Universidades e instituições federais de ensino superior no Brasil convivem com a grave ameaça de interrupção de diversos programas de assistência a alunos em situação de vulnerabilidade econômica, mas também a projetos de pesquisas científicas importantes para o país a curto, médio e longo prazo. A situação é fruto de uma redução, de 46%, no orçamento discricionário das universidades desde 2016, como reflexo do teto de gastos públicos implementado no Brasil.
Dados extraídos do painel de execução orçamentária da Associação
Nacional dos Dirigentes das Instituições Federais de Ensino Superior (Andifes)
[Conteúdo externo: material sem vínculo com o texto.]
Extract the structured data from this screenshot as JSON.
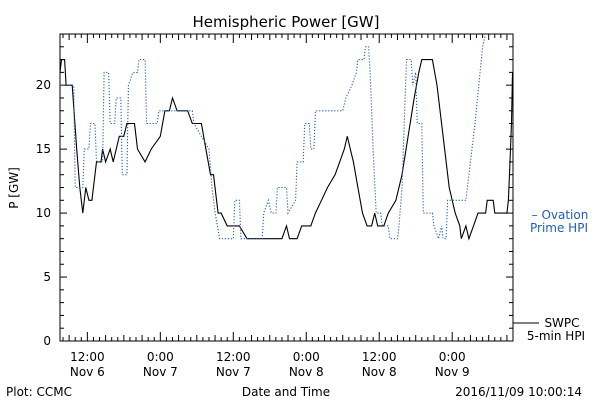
{
  "footer": {
    "plot_credit": "Plot: CCMC",
    "timestamp": "2016/11/09 10:00:14"
  },
  "chart_data": {
    "type": "line",
    "title": "Hemispheric Power [GW]",
    "xlabel": "Date and Time",
    "ylabel": "P [GW]",
    "xlim": [
      "2016-11-06 07:30",
      "2016-11-09 10:00"
    ],
    "ylim": [
      0,
      24
    ],
    "grid": false,
    "legend_position": "right",
    "y_ticks": [
      0,
      5,
      10,
      15,
      20
    ],
    "x_ticks": [
      {
        "time": "2016-11-06 12:00",
        "line1": "12:00",
        "line2": "Nov 6"
      },
      {
        "time": "2016-11-07 00:00",
        "line1": "0:00",
        "line2": "Nov 7"
      },
      {
        "time": "2016-11-07 12:00",
        "line1": "12:00",
        "line2": "Nov 7"
      },
      {
        "time": "2016-11-08 00:00",
        "line1": "0:00",
        "line2": "Nov 8"
      },
      {
        "time": "2016-11-08 12:00",
        "line1": "12:00",
        "line2": "Nov 8"
      },
      {
        "time": "2016-11-09 00:00",
        "line1": "0:00",
        "line2": "Nov 9"
      }
    ],
    "series": [
      {
        "name": "SWPC 5-min HPI",
        "color": "#000000",
        "style": "solid",
        "legend_lines": [
          "SWPC",
          "5-min HPI"
        ],
        "points": [
          [
            "2016-11-06 07:30",
            21
          ],
          [
            "2016-11-06 07:45",
            22
          ],
          [
            "2016-11-06 08:15",
            22
          ],
          [
            "2016-11-06 08:30",
            20
          ],
          [
            "2016-11-06 09:30",
            20
          ],
          [
            "2016-11-06 10:15",
            15
          ],
          [
            "2016-11-06 10:45",
            12
          ],
          [
            "2016-11-06 11:15",
            10
          ],
          [
            "2016-11-06 11:30",
            11
          ],
          [
            "2016-11-06 11:45",
            12
          ],
          [
            "2016-11-06 12:15",
            11
          ],
          [
            "2016-11-06 12:45",
            11
          ],
          [
            "2016-11-06 13:30",
            14
          ],
          [
            "2016-11-06 14:15",
            14
          ],
          [
            "2016-11-06 14:30",
            15
          ],
          [
            "2016-11-06 15:00",
            14
          ],
          [
            "2016-11-06 15:45",
            15
          ],
          [
            "2016-11-06 16:15",
            14
          ],
          [
            "2016-11-06 17:15",
            16
          ],
          [
            "2016-11-06 18:00",
            16
          ],
          [
            "2016-11-06 18:30",
            17
          ],
          [
            "2016-11-06 19:45",
            17
          ],
          [
            "2016-11-06 20:15",
            15
          ],
          [
            "2016-11-06 21:30",
            14
          ],
          [
            "2016-11-06 22:30",
            15
          ],
          [
            "2016-11-07 00:00",
            16
          ],
          [
            "2016-11-07 00:45",
            18
          ],
          [
            "2016-11-07 01:30",
            18
          ],
          [
            "2016-11-07 02:00",
            19
          ],
          [
            "2016-11-07 02:45",
            18
          ],
          [
            "2016-11-07 03:30",
            18
          ],
          [
            "2016-11-07 04:30",
            18
          ],
          [
            "2016-11-07 05:15",
            17
          ],
          [
            "2016-11-07 06:45",
            17
          ],
          [
            "2016-11-07 07:30",
            15
          ],
          [
            "2016-11-07 08:15",
            13
          ],
          [
            "2016-11-07 08:45",
            13
          ],
          [
            "2016-11-07 09:30",
            10
          ],
          [
            "2016-11-07 10:00",
            10
          ],
          [
            "2016-11-07 11:00",
            9
          ],
          [
            "2016-11-07 13:00",
            9
          ],
          [
            "2016-11-07 14:15",
            8
          ],
          [
            "2016-11-07 20:00",
            8
          ],
          [
            "2016-11-07 20:45",
            9
          ],
          [
            "2016-11-07 21:15",
            8
          ],
          [
            "2016-11-07 22:30",
            8
          ],
          [
            "2016-11-07 23:15",
            9
          ],
          [
            "2016-11-08 00:45",
            9
          ],
          [
            "2016-11-08 01:30",
            10
          ],
          [
            "2016-11-08 02:30",
            11
          ],
          [
            "2016-11-08 03:30",
            12
          ],
          [
            "2016-11-08 04:45",
            13
          ],
          [
            "2016-11-08 05:30",
            14
          ],
          [
            "2016-11-08 06:15",
            15
          ],
          [
            "2016-11-08 06:45",
            16
          ],
          [
            "2016-11-08 07:15",
            15
          ],
          [
            "2016-11-08 07:45",
            14
          ],
          [
            "2016-11-08 08:30",
            12
          ],
          [
            "2016-11-08 09:15",
            10
          ],
          [
            "2016-11-08 10:00",
            9
          ],
          [
            "2016-11-08 10:45",
            9
          ],
          [
            "2016-11-08 11:15",
            10
          ],
          [
            "2016-11-08 11:45",
            9
          ],
          [
            "2016-11-08 12:45",
            9
          ],
          [
            "2016-11-08 13:30",
            10
          ],
          [
            "2016-11-08 14:45",
            11
          ],
          [
            "2016-11-08 15:45",
            13
          ],
          [
            "2016-11-08 16:45",
            16
          ],
          [
            "2016-11-08 17:45",
            19
          ],
          [
            "2016-11-08 18:30",
            21
          ],
          [
            "2016-11-08 19:00",
            22
          ],
          [
            "2016-11-08 20:45",
            22
          ],
          [
            "2016-11-08 21:30",
            20
          ],
          [
            "2016-11-08 22:30",
            16
          ],
          [
            "2016-11-08 23:30",
            12
          ],
          [
            "2016-11-09 00:30",
            10
          ],
          [
            "2016-11-09 01:15",
            9
          ],
          [
            "2016-11-09 01:30",
            8
          ],
          [
            "2016-11-09 02:15",
            9
          ],
          [
            "2016-11-09 02:45",
            8
          ],
          [
            "2016-11-09 03:30",
            9
          ],
          [
            "2016-11-09 04:15",
            10
          ],
          [
            "2016-11-09 05:30",
            10
          ],
          [
            "2016-11-09 05:45",
            11
          ],
          [
            "2016-11-09 06:45",
            11
          ],
          [
            "2016-11-09 07:00",
            10
          ],
          [
            "2016-11-09 09:00",
            10
          ],
          [
            "2016-11-09 09:15",
            11
          ],
          [
            "2016-11-09 09:30",
            14
          ],
          [
            "2016-11-09 09:45",
            17
          ],
          [
            "2016-11-09 09:55",
            21
          ]
        ]
      },
      {
        "name": "Ovation Prime HPI",
        "color": "#1f5fbf",
        "style": "dotted",
        "legend_lines": [
          "– Ovation",
          "Prime HPI"
        ],
        "points": [
          [
            "2016-11-06 07:30",
            20
          ],
          [
            "2016-11-06 09:45",
            20
          ],
          [
            "2016-11-06 10:00",
            12
          ],
          [
            "2016-11-06 11:15",
            12
          ],
          [
            "2016-11-06 11:30",
            15
          ],
          [
            "2016-11-06 12:15",
            15
          ],
          [
            "2016-11-06 12:30",
            17
          ],
          [
            "2016-11-06 13:15",
            17
          ],
          [
            "2016-11-06 13:30",
            14
          ],
          [
            "2016-11-06 14:30",
            14
          ],
          [
            "2016-11-06 14:45",
            21
          ],
          [
            "2016-11-06 15:30",
            21
          ],
          [
            "2016-11-06 15:45",
            17
          ],
          [
            "2016-11-06 16:30",
            17
          ],
          [
            "2016-11-06 16:45",
            19
          ],
          [
            "2016-11-06 17:30",
            19
          ],
          [
            "2016-11-06 17:45",
            13
          ],
          [
            "2016-11-06 18:30",
            13
          ],
          [
            "2016-11-06 18:45",
            20
          ],
          [
            "2016-11-06 19:30",
            21
          ],
          [
            "2016-11-06 20:15",
            21
          ],
          [
            "2016-11-06 20:30",
            22
          ],
          [
            "2016-11-06 21:30",
            22
          ],
          [
            "2016-11-06 21:45",
            17
          ],
          [
            "2016-11-06 23:30",
            17
          ],
          [
            "2016-11-06 23:45",
            18
          ],
          [
            "2016-11-07 05:15",
            18
          ],
          [
            "2016-11-07 05:30",
            17
          ],
          [
            "2016-11-07 08:00",
            15
          ],
          [
            "2016-11-07 08:30",
            12
          ],
          [
            "2016-11-07 09:00",
            10
          ],
          [
            "2016-11-07 09:45",
            8
          ],
          [
            "2016-11-07 12:00",
            8
          ],
          [
            "2016-11-07 12:15",
            11
          ],
          [
            "2016-11-07 13:00",
            11
          ],
          [
            "2016-11-07 13:15",
            8
          ],
          [
            "2016-11-07 16:45",
            8
          ],
          [
            "2016-11-07 17:00",
            10
          ],
          [
            "2016-11-07 17:45",
            11
          ],
          [
            "2016-11-07 18:15",
            10
          ],
          [
            "2016-11-07 19:00",
            10
          ],
          [
            "2016-11-07 19:15",
            12
          ],
          [
            "2016-11-07 20:45",
            12
          ],
          [
            "2016-11-07 21:00",
            10
          ],
          [
            "2016-11-07 22:15",
            11
          ],
          [
            "2016-11-07 22:30",
            14
          ],
          [
            "2016-11-07 23:30",
            14
          ],
          [
            "2016-11-07 23:45",
            17
          ],
          [
            "2016-11-08 00:30",
            17
          ],
          [
            "2016-11-08 00:45",
            15
          ],
          [
            "2016-11-08 01:15",
            15
          ],
          [
            "2016-11-08 01:30",
            18
          ],
          [
            "2016-11-08 06:00",
            18
          ],
          [
            "2016-11-08 06:30",
            19
          ],
          [
            "2016-11-08 07:30",
            20
          ],
          [
            "2016-11-08 08:15",
            21
          ],
          [
            "2016-11-08 08:30",
            22
          ],
          [
            "2016-11-08 09:30",
            22
          ],
          [
            "2016-11-08 09:45",
            23
          ],
          [
            "2016-11-08 10:15",
            23
          ],
          [
            "2016-11-08 10:30",
            21
          ],
          [
            "2016-11-08 11:00",
            15
          ],
          [
            "2016-11-08 11:30",
            10
          ],
          [
            "2016-11-08 12:15",
            10
          ],
          [
            "2016-11-08 12:30",
            9
          ],
          [
            "2016-11-08 13:30",
            9
          ],
          [
            "2016-11-08 13:45",
            8
          ],
          [
            "2016-11-08 15:00",
            8
          ],
          [
            "2016-11-08 15:15",
            9
          ],
          [
            "2016-11-08 15:45",
            12
          ],
          [
            "2016-11-08 16:15",
            19
          ],
          [
            "2016-11-08 16:30",
            22
          ],
          [
            "2016-11-08 17:15",
            22
          ],
          [
            "2016-11-08 17:30",
            20
          ],
          [
            "2016-11-08 18:00",
            21
          ],
          [
            "2016-11-08 18:15",
            17
          ],
          [
            "2016-11-08 19:00",
            17
          ],
          [
            "2016-11-08 19:15",
            10
          ],
          [
            "2016-11-08 20:45",
            10
          ],
          [
            "2016-11-08 21:00",
            9
          ],
          [
            "2016-11-08 21:45",
            8
          ],
          [
            "2016-11-08 22:15",
            9
          ],
          [
            "2016-11-08 22:30",
            8
          ],
          [
            "2016-11-08 23:00",
            8
          ],
          [
            "2016-11-08 23:15",
            11
          ],
          [
            "2016-11-09 02:15",
            11
          ],
          [
            "2016-11-09 02:30",
            12
          ],
          [
            "2016-11-09 03:45",
            17
          ],
          [
            "2016-11-09 05:00",
            23
          ],
          [
            "2016-11-09 05:30",
            24
          ]
        ]
      }
    ]
  }
}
mostram que, há seis anos, a verba destinada às federais para manutenção em
infraestrutura, pagamento de bolsas, financiamento de pesquisas e assistência
aos alunos era de R$ 10,1 bilhões. Já a previsão até o encerramento deste ano é
de R$ 5,1 bilhões.
Para 2023, conforme a Andifes, a projeção do Plano Plurianual é ainda
mais baixa: R$ 4,9 bilhões. As limitações impostas a partir do teto de gastos,
consolidado na Emenda Constitucional nº 95, se somam aos bloqueios
orçamentários feitos na atual gestão. Se considerado somente este ano, o
Ministério da Educação fez um corte de R$ 1,6 bilhão das federais. A limitação,
até junho, era ainda maior, chegando a R$ 3,2 bilhões, mas os valores foram
revistos pelo ministro Victor Godoy em 3 de junho.
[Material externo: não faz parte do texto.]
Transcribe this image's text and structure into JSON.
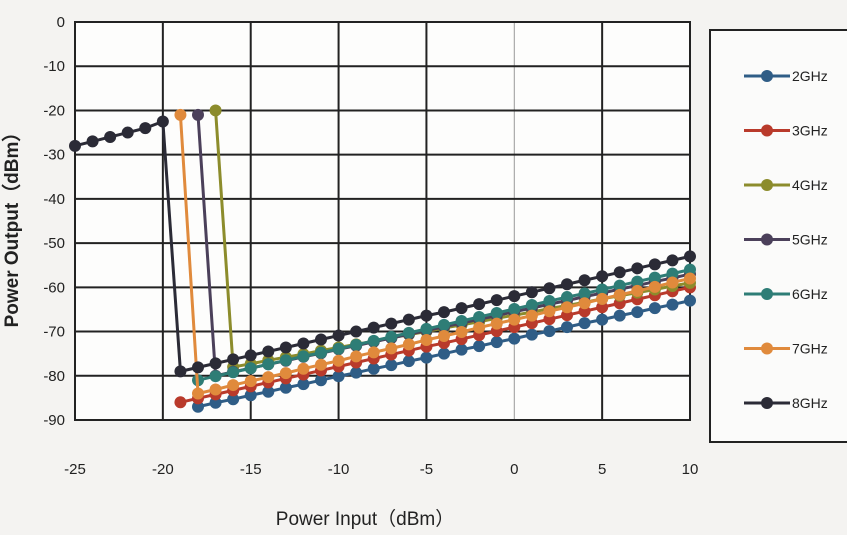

Presidente da Andifes, o reitor da Universidade Federal de Juiz de Fora
(UFJF), Marcus Vinicius David, explicou que o contingenciamento também afeta o
orçamento obrigatório das instituições. Neste caso, a verba custeia folha de
pagamento e outras despesas primárias. Neste caso, as federais não tiveram
perdas. Em 2016, o painel da Andifes contabilizou R$ 39,4 bilhões, contra R$ 41,9
bilhões neste ano.
“Quando um professor se aposenta, ele não sai da folha da universidade,
mas entra na folha de inativos. A despesa obrigatória tem um crescimento
vegetativo que vai comprimindo a receita discricionária. O que já era
previsível é que com o passar dos anos esse aperto iria se tornar cada vez
maior”, explica o reitor que admite dificuldades nas instituições para
recomposições nos quadros de pessoal devido ao cenário de escassez financeira.
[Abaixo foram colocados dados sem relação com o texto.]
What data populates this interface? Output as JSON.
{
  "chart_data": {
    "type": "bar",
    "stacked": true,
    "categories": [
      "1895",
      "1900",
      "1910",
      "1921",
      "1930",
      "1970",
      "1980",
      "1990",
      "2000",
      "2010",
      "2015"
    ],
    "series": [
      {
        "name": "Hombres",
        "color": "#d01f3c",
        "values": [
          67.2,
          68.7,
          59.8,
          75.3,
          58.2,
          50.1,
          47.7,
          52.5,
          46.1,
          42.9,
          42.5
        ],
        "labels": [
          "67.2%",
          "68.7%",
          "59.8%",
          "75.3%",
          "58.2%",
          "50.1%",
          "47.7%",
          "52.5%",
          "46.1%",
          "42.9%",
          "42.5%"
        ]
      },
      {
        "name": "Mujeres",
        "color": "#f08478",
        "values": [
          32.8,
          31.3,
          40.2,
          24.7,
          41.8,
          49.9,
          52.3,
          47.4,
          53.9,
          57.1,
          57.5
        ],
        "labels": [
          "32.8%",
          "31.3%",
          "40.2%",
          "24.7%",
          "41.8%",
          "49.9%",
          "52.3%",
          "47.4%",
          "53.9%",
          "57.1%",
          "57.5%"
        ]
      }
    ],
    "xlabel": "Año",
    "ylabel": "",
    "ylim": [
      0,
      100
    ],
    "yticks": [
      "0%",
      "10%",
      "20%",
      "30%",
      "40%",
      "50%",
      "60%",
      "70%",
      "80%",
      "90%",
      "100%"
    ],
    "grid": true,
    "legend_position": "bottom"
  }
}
Segundo o reitor, a situação atual impõe às administrações das instituições
o corte de bolsas de iniciação científica de ensino e projetos de extensão.
“Cria-se cada vez mais dificuldade para o professor trabalhar. Tem que tocar
projetos com alunos como voluntários, começam a faltar insumo nos
laboratórios”, descreveu. Marcus Vinicius afirma que a qualidade acadêmica está
sendo comprometida.
“Poderíamos formar melhor os alunos, propiciando experiências em
iniciação científica, projetos de extensão na área de conhecimento, porque
temos um quadro de professores e de técnicos que se tivessem condições de
trabalho vão produzir muito mais. Mas acabo tendo que comprometer a qualidade
do ensino”, lamenta o presidente da Andifes.
Dentre os problemas observados, há até mesmo comprometimento em
situações corriqueiras, como troca de lâmpadas e revisão de contratos
manutenções e limpeza nas edificações. “As condições de trabalho vão se
distanciando do ideal. Antes era mantido com mais rigor. Agora tem mofo,
problema na porta, lâmpadas que não acendem e você começa a ter problema com
infraestrutura”, argumenta.
Conforme Marcus Vinicius, o teto de gastos públicos deveria ter sido
acompanhado de uma discussão ampla de revisão da política previdenciária e
administrativa. “Mas o Brasil foge dessa discussão e o estado brasileiro já
está perto de um colapso absoluto”, observa.
No caso da vacina da Covid-19, por exemplo, o Brasil é um dos países com
laboratórios que produzem o insumo: Butantan e Fiocruz. Também há imunizantes
em estudo e fase de testes em universidades do país. “A vacina não foi
desenvolvida em um ano. Eu tenho 20 anos para trás de pesquisas, vários modelos
e estratégias diferentes. E aí quando você precisa de resposta rápida, todo
acúmulo de conhecimento que se tem de laboratórios operando, pesquisadores
trabalhando, é utilizado”, afirma David.
O impacto, na avaliação dele, será principalmente a longo prazo.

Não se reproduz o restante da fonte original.